Son düzenleyen Safi; 4 Aralık 2018 23:32
MeLL - avatarı
MeLL
Ziyaretçi
2 Mart 2009       Mesaj #3
MeLL - avatarı
Ziyaretçi
Bu eklediğim ikinci kaynakta; Peygamber Efendimiz (s.a.v)'in insanlar ile ilgili tutumunu anlatan sözleri de yer almaktadır.Okumanızı tavsiye ederim...

EFENDİMİZ(S.A.V.) HER HALİYLE İNSANLIĞA REHBERDİ.
Peygamber Efendimiz’in davranışlarının ahlakî olarak dayandığı esaslar araştırıldığında bunların en başında; O’nun engin alçakgönüllülüğü, yumuşak huyla muamelede bulunması, cömertliği, sabrı, merhamet ve şefkati gelir.

İnsanlığa yeni bir hayat modeli getiren Peygamberimiz, hayatın her alanında olduğu gibi, sosyal hayatı da yenileyen ve şekillendiren prensipler getirmiştir. Hz. Peygamber teklif edeceği her konuyu önce kendisi bizzat tatbik ettiği gibi, -aynı zamanda Allah’ın razı olduğu hayat tarzı olan- kendi hayat tarzına ulaşılması konusunda da toplumu eğitmeyi ihmal etmemiştir. Peygamberimiz’in ortaya koyduğu esaslar, insan ilişkilerinin daha bir önem kazandığı günümüzde, başta insanları idare etme konumunda olan kimseler olmak üzere, bütün insanlar için örnek olacak prensiplerdir. Bunlardan bazılarını -kaynaklarını vermeden, fakat zikredilen hemen her hadisin kütüb-i tis’a diye meşhur olan dokuz hadis kitabında olduğunu belirterek- ele alalım:

Habîbullah* (sas) insana değer verirdi
Allah’ın sevgilisi
İnsanlarla başarılı bir ilişki kurmanın temelinde muhatabı ciddiye alma ve ona değer verme vardır. Herkes, sevilmek ve sayılmak ister. Peygamberimiz insanlara çok değer verir, insanlarla iç içe yaşar, onlardan biri gibi hayatını devam ettirirdi. İnsanlarla karşılaştığı zaman ilk selam veren kendisi olurdu; tokalaşır, hal ve hatırını sorardı. Söylenenleri dikkatle dinler, muhatabı ayrılmadıkça yüzünü ondan çevirmezdi. Enes b. Mâlik, Peygamberimiz’in bu özelliğini şöyle ifade eder: “Hz. Peygamber biriyle karşılaşıp konuşmaya başlayınca o zat yüzünü çevirmedikçe o kimseden yüzünü çevirmezdi. Biri ile karşılaşıp da elini tutunca, adam elini bırakmadıkça, elini çekmezdi. Ashabı ile otururken ayaklarını asla uzatmazdı.”
Peygamberimiz, insana öncelikle insan olduğu için değer veriyordu. Bunun en güzel ve çarpıcı örneklerinden biri şudur: Bir gün Hz. Peygamber sahabeden bir grupla otururken yakınlarından bir cenaze geçmiş ve Peygamberimiz (sas) cenazeyi görünce ayağa kalkmıştı. Yanında bulunanlar, onun bir Müslüman cenazesi olmadığını, Yahudi cenazesi olduğunu söyleyerek, ‘ayağa kalkmanız gerekmezdi’ demek istemişlerdi. Onların bu sözü üzerine Hz. Peygamber, “Müslüman değilse insan da mı değil?” cevabını vermişti. O, insana verdiği önemin bir göstergesi olarak, ölülerin arkasından olumsuz konuşulmasını ve kabirlerin üzerlerine oturulmasını yasaklamıştır.

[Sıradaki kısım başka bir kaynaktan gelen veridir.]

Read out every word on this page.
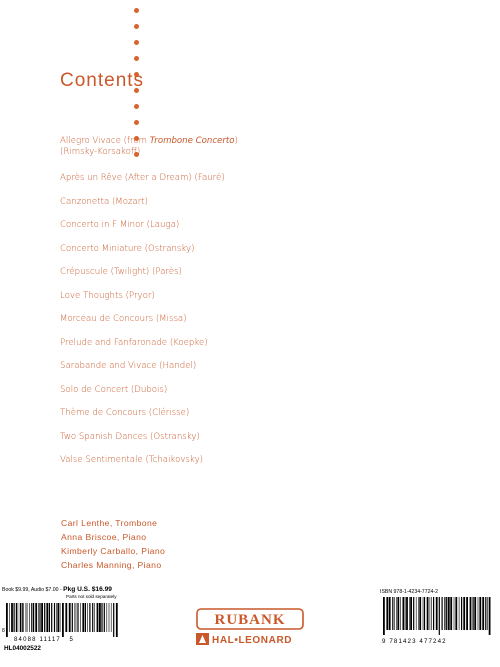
Contents
Allegro Vivace (from Trombone Concerto)
(Rimsky-Korsakoff)
Après un Rêve (After a Dream) (Fauré)
Canzonetta (Mozart)
Concerto in F Minor (Lauga)
Concerto Miniature (Ostransky)
Crépuscule (Twilight) (Parès)
Love Thoughts (Pryor)
Morceau de Concours (Missa)
Prelude and Fanfaronade (Koepke)
Sarabande and Vivace (Handel)
Solo de Concert (Dubois)
Thème de Concours (Clérisse)
Two Spanish Dances (Ostransky)
Valse Sentimentale (Tchaikovsky)
Carl Lenthe, Trombone
Anna Briscoe, Piano
Kimberly Carballo, Piano
Charles Manning, Piano
Book $9.99, Audio $7.00 - Pkg U.S. $16.99
Parts not sold separately
8
84088 11117 5
HL04002522
RUBANK
HAL•LEONARD
ISBN 978-1-4234-7724-2
9 781423 477242
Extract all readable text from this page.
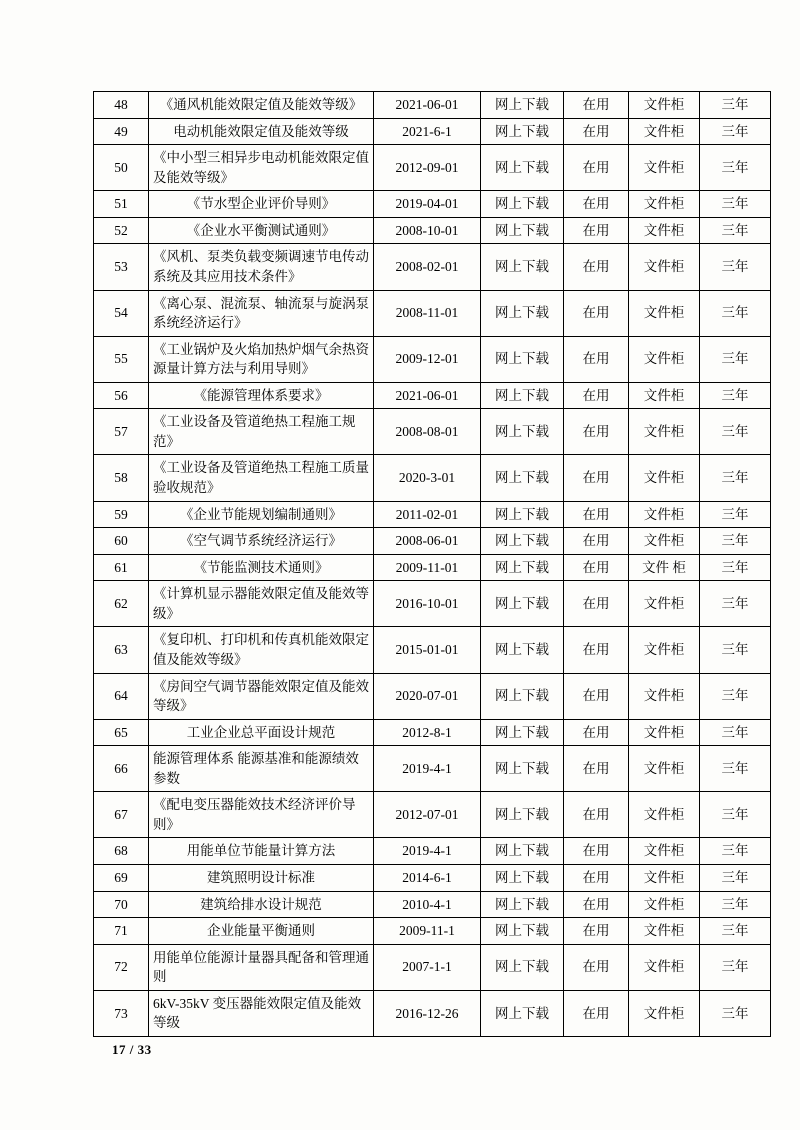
48	《通风机能效限定值及能效等级》	2021-06-01	网上下载	在用	文件柜	三年
49	电动机能效限定值及能效等级	2021-6-1	网上下载	在用	文件柜	三年
50	《中小型三相异步电动机能效限定值及能效等级》	2012-09-01	网上下载	在用	文件柜	三年
51	《节水型企业评价导则》	2019-04-01	网上下载	在用	文件柜	三年
52	《企业水平衡测试通则》	2008-10-01	网上下载	在用	文件柜	三年
53	《风机、泵类负载变频调速节电传动系统及其应用技术条件》	2008-02-01	网上下载	在用	文件柜	三年
54	《离心泵、混流泵、轴流泵与旋涡泵系统经济运行》	2008-11-01	网上下载	在用	文件柜	三年
55	《工业锅炉及火焰加热炉烟气余热资源量计算方法与利用导则》	2009-12-01	网上下载	在用	文件柜	三年
56	《能源管理体系要求》	2021-06-01	网上下载	在用	文件柜	三年
57	《工业设备及管道绝热工程施工规范》	2008-08-01	网上下载	在用	文件柜	三年
58	《工业设备及管道绝热工程施工质量验收规范》	2020-3-01	网上下载	在用	文件柜	三年
59	《企业节能规划编制通则》	2011-02-01	网上下载	在用	文件柜	三年
60	《空气调节系统经济运行》	2008-06-01	网上下载	在用	文件柜	三年
61	《节能监测技术通则》	2009-11-01	网上下载	在用	文件 柜	三年
62	《计算机显示器能效限定值及能效等级》	2016-10-01	网上下载	在用	文件柜	三年
63	《复印机、打印机和传真机能效限定值及能效等级》	2015-01-01	网上下载	在用	文件柜	三年
64	《房间空气调节器能效限定值及能效等级》	2020-07-01	网上下载	在用	文件柜	三年
65	工业企业总平面设计规范	2012-8-1	网上下载	在用	文件柜	三年
66	能源管理体系 能源基准和能源绩效参数	2019-4-1	网上下载	在用	文件柜	三年
67	《配电变压器能效技术经济评价导则》	2012-07-01	网上下载	在用	文件柜	三年
68	用能单位节能量计算方法	2019-4-1	网上下载	在用	文件柜	三年
69	建筑照明设计标准	2014-6-1	网上下载	在用	文件柜	三年
70	建筑给排水设计规范	2010-4-1	网上下载	在用	文件柜	三年
71	企业能量平衡通则	2009-11-1	网上下载	在用	文件柜	三年
72	用能单位能源计量器具配备和管理通则	2007-1-1	网上下载	在用	文件柜	三年
73	6kV-35kV 变压器能效限定值及能效等级	2016-12-26	网上下载	在用	文件柜	三年
17 / 33
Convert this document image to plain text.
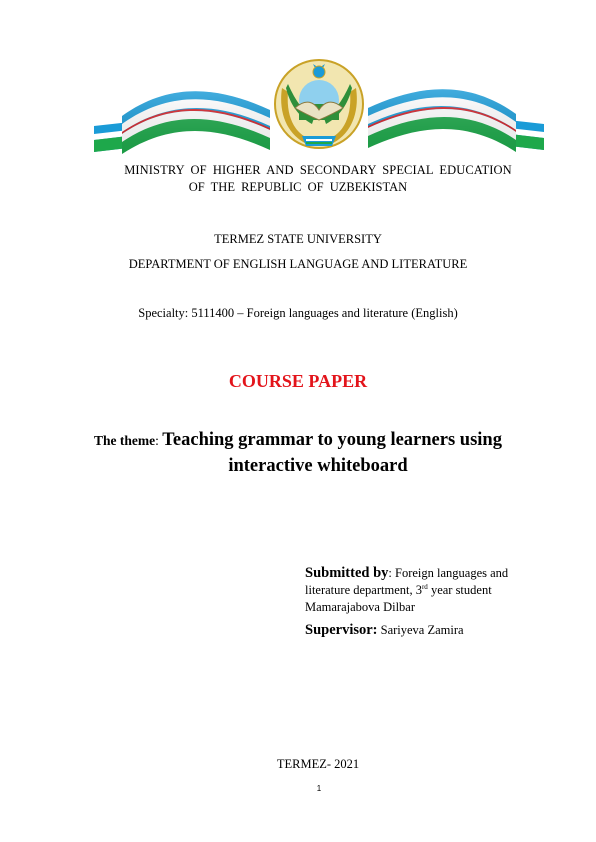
MINISTRY OF HIGHER AND SECONDARY SPECIAL EDUCATION
OF THE REPUBLIC OF UZBEKISTAN
TERMEZ STATE UNIVERSITY
DEPARTMENT OF ENGLISH LANGUAGE AND LITERATURE
Specialty: 5111400 – Foreign languages and literature (English)
COURSE PAPER
The theme: Teaching grammar to young learners using
interactive whiteboard
Submitted by: Foreign languages and literature department, 3rd year student
Mamarajabova Dilbar
Supervisor: Sariyeva Zamira
TERMEZ- 2021
1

Efendimiz (sas) insanların dertleriyle ilgilenirdi
Peygamberimiz (sas), ashabının dertleriyle ilgilenir, onlardan yakın ilgisini esirgemezdi. Peygamberimiz, genel meselelerin yanında detayları da ihmal etmemiş ve insanların en küçük dertleriyle bile ilgilenmiştir. Resûlullah, yardım ederken bile muhatabını rencide edecek, üzecek ve minnet altında bırakacak en küçük bir tavırda bulunmamıştır.
İnsanların işlerine özen göstermeyenleri ciddi bir şekilde uyaran Efendimiz şöyle buyurmuştur: “Kim bir Müslüman’ın dünyadaki sıkıntılarından birini giderirse, Allah da onun kıyamet günü sıkıntılarından birini giderir. Kim darda kalmış birine kolaylık gösterirse, Allah da ona dünya ve ahirette kolaylık gösterir. Kim bir Müslüman’ın kusurunu gizlerse, Allah da onun dünya ve ahiretteki kusurlarını örter. Kul, din kardeşine yardımcı olduğu müddetçe Allah da ona yardımcı olmaya devam eder.”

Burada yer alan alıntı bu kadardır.